Juicing: We’re still going strong on our juice kick. It’s now a must with all the chili, braised meats and pasta. The combo I’m loving this week: lemon, grapefruit, ginger, collard greens, green cabbage, celery & apple. Little Known Fact: If you have stomach issues, ulcers (of which I have had) or heartburn, cabbage juice, drank everyday for 2 weeks, can literally heal the lining of your stomach- it’s powerful medicine.

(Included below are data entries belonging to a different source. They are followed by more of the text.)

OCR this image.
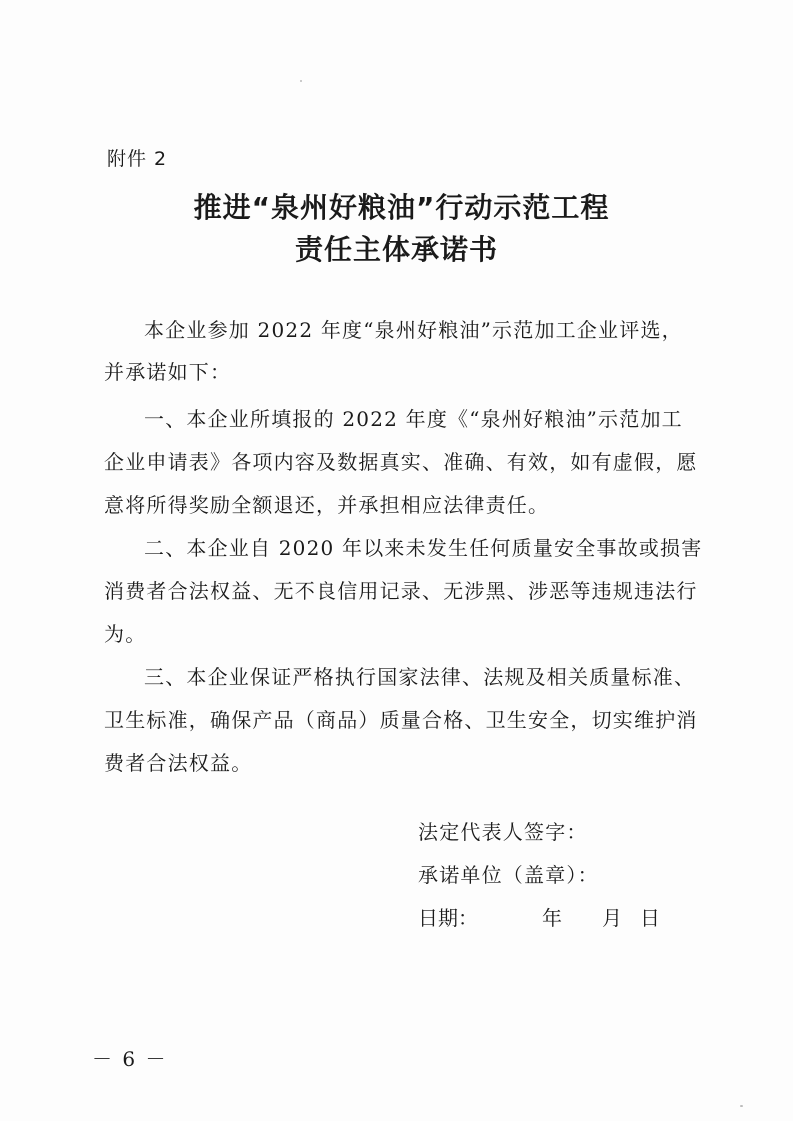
附件 2
推进“泉州好粮油”行动示范工程
责任主体承诺书
本企业参加 2022 年度“泉州好粮油”示范加工企业评选，
并承诺如下：
一、本企业所填报的 2022 年度《“泉州好粮油”示范加工
企业申请表》各项内容及数据真实、准确、有效，如有虚假，愿
意将所得奖励全额退还，并承担相应法律责任。
二、本企业自 2020 年以来未发生任何质量安全事故或损害
消费者合法权益、无不良信用记录、无涉黑、涉恶等违规违法行
为。
三、本企业保证严格执行国家法律、法规及相关质量标准、
卫生标准，确保产品（商品）质量合格、卫生安全，切实维护消
费者合法权益。
法定代表人签字：
承诺单位（盖章）：
日期：	年 月 日
－ 6 －
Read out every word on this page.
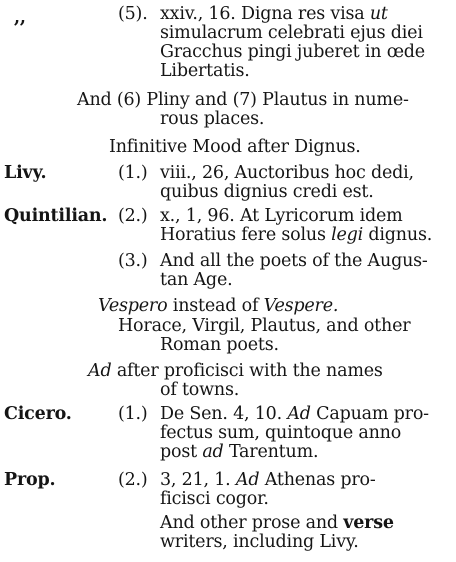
,,	(5). xxiv., 16. Digna res visa ut
simulacrum celebrati ejus diei
Gracchus pingi juberet in œde
Libertatis.
And (6) Pliny and (7) Plautus in nume-
rous places.
Infinitive Mood after Dignus.
Livy.	(1.) viii., 26, Auctoribus hoc dedi,
quibus dignius credi est.
Quintilian. (2.) x., 1, 96. At Lyricorum idem
Horatius fere solus legi dignus.
(3.) And all the poets of the Augus-
tan Age.
Vespero instead of Vespere.
Horace, Virgil, Plautus, and other
Roman poets.
Ad after proficisci with the names
of towns.
Cicero.	(1.) De Sen. 4, 10. Ad Capuam pro-
fectus sum, quintoque anno
post ad Tarentum.
Prop.	(2.) 3, 21, 1. Ad Athenas pro-
ficisci cogor.
And other prose and verse
writers, including Livy.
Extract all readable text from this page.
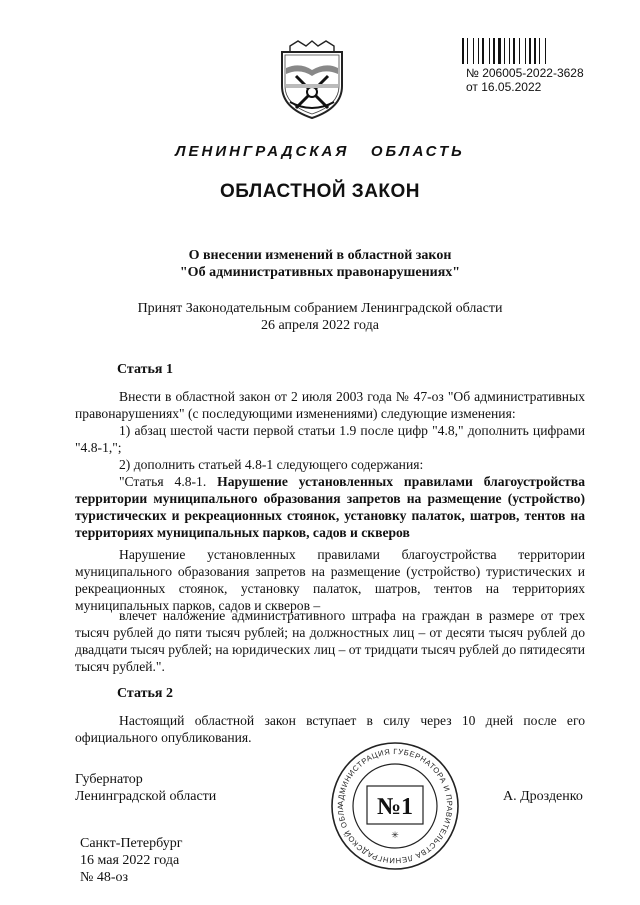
№ 206005-2022-3628
от 16.05.2022
ЛЕНИНГРАДСКАЯ   ОБЛАСТЬ
ОБЛАСТНОЙ ЗАКОН
О внесении изменений в областной закон
"Об административных правонарушениях"
Принят Законодательным собранием Ленинградской области
26 апреля 2022 года
Статья 1
Внести в областной закон от 2 июля 2003 года № 47-оз "Об административных правонарушениях" (с последующими изменениями) следующие изменения:
1) абзац шестой части первой статьи 1.9 после цифр "4.8," дополнить цифрами "4.8-1,";
2) дополнить статьей 4.8-1 следующего содержания:
"Статья 4.8-1. Нарушение установленных правилами благоустройства территории муниципального образования запретов на размещение (устройство) туристических и рекреационных стоянок, установку палаток, шатров, тентов на территориях муниципальных парков, садов и скверов
Нарушение установленных правилами благоустройства территории муниципального образования запретов на размещение (устройство) туристических и рекреационных стоянок, установку палаток, шатров, тентов на территориях муниципальных парков, садов и скверов –
влечет наложение административного штрафа на граждан в размере от трех тысяч рублей до пяти тысяч рублей; на должностных лиц – от десяти тысяч рублей до двадцати тысяч рублей; на юридических лиц – от тридцати тысяч рублей до пятидесяти тысяч рублей.".
Статья 2
Настоящий областной закон вступает в силу через 10 дней после его официального опубликования.
Губернатор
Ленинградской области	А. Дрозденко
АДМИНИСТРАЦИЯ ГУБЕРНАТОРА И ПРАВИТЕЛЬСТВА ЛЕНИНГРАДСКОЙ ОБЛА	№1
✳
Санкт-Петербург
16 мая 2022 года
№ 48-оз
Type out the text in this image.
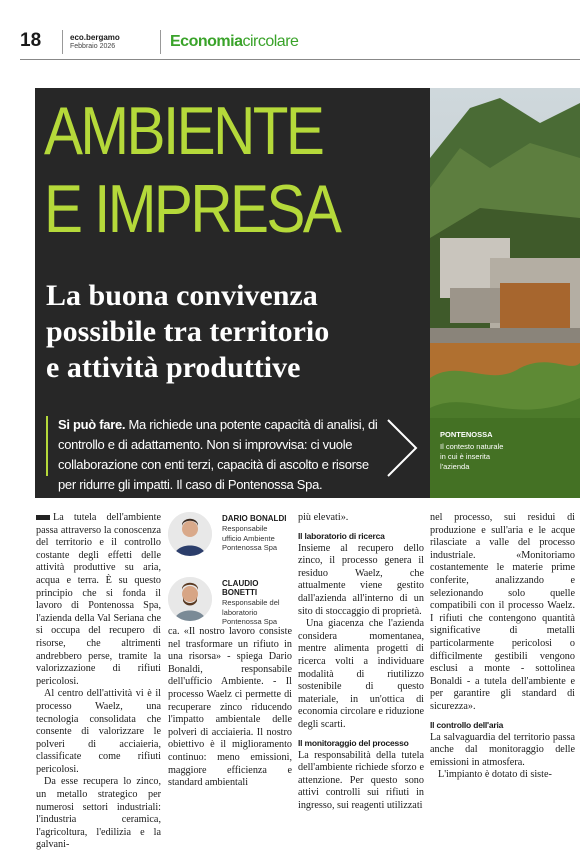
18	eco.bergamo
Febbraio 2026	Economiacircolare
AMBIENTE
E IMPRESA
La buona convivenza
possibile tra territorio
e attività produttive
Si può fare. Ma richiede una potente capacità di analisi, di controllo e di adattamento. Non si improvvisa: ci vuole collaborazione con enti terzi, capacità di ascolto e risorse per ridurre gli impatti. Il caso di Pontenossa Spa.
PONTENOSSA
Il contesto naturale in cui è inserita l'azienda

La tutela dell'ambiente passa attraverso la conoscenza del territorio e il controllo costante degli effetti delle attività produttive su aria, acqua e terra. È su questo principio che si fonda il lavoro di Pontenossa Spa, l'azienda della Val Seriana che si occupa del recupero di risorse, che altrimenti andrebbero perse, tramite la valorizzazione di rifiuti pericolosi.

Al centro dell'attività vi è il processo Waelz, una tecnologia consolidata che consente di valorizzare le polveri di acciaieria, classificate come rifiuti pericolosi.

Da esse recupera lo zinco, un metallo strategico per numerosi settori industriali: l'industria ceramica, l'agricoltura, l'edilizia e la galvani-

DARIO BONALDI
Responsabile ufficio Ambiente Pontenossa Spa
CLAUDIO
BONETTI
Responsabile del laboratorio Pontenossa Spa

ca. «Il nostro lavoro consiste nel trasformare un rifiuto in una risorsa» - spiega Dario Bonaldi, responsabile dell'ufficio Ambiente. - Il processo Waelz ci permette di recuperare zinco riducendo l'impatto ambientale delle polveri di acciaieria. Il nostro obiettivo è il miglioramento continuo: meno emissioni, maggiore efficienza e standard ambientali

più elevati».

Il laboratorio di ricerca

Insieme al recupero dello zinco, il processo genera il residuo Waelz, che attualmente viene gestito dall'azienda all'interno di un sito di stoccaggio di proprietà.

Una giacenza che l'azienda considera momentanea, mentre alimenta progetti di ricerca volti a individuare modalità di riutilizzo sostenibile di questo materiale, in un'ottica di economia circolare e riduzione degli scarti.

Il monitoraggio del processo

La responsabilità della tutela dell'ambiente richiede sforzo e attenzione. Per questo sono attivi controlli sui rifiuti in ingresso, sui reagenti utilizzati

nel processo, sui residui di produzione e sull'aria e le acque rilasciate a valle del processo industriale. «Monitoriamo costantemente le materie prime conferite, analizzando e selezionando solo quelle compatibili con il processo Waelz. I rifiuti che contengono quantità significative di metalli particolarmente pericolosi o difficilmente gestibili vengono esclusi a monte - sottolinea Bonaldi - a tutela dell'ambiente e per garantire gli standard di sicurezza».

Il controllo dell'aria

La salvaguardia del territorio passa anche dal monitoraggio delle emissioni in atmosfera.

L'impianto è dotato di siste-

I’m still working on a non-alcoholic holiday drinks edition for you all. That’s what’s floating around in my brain. Until next week XO Liv
I too love the ability to spend long hours letting things braise on the stove. But, insert my ode to my slow cooker here. As a full time work outside the home mom to two kiddos, there are days where my slow cooker saves the day. Evening me loves the morning me who put dinner in the crockpot. I will say, I am very selective on what cooks in there. Smitten Kitchen has an amazing Chicken Chili. The Defined Dish has a slow cooker Tikka Masala and a Salsa Verde Beef. Also throwing a roast and an entire jar of sliced pepperoncini's into the slow cooker makes my husband sing my praises. Slow cookers are for weekdays. Braising is for weekends. :)
The sauté feature on my Insta Pot is the main reason I bought it. Sauté aromatics, brown meats, etc., and then pop on the lid and make an amazing meal in minutes (pressure cook) or hours (slow cook). You can thicken stews at the end by turning the sauté back on. They really are life changers!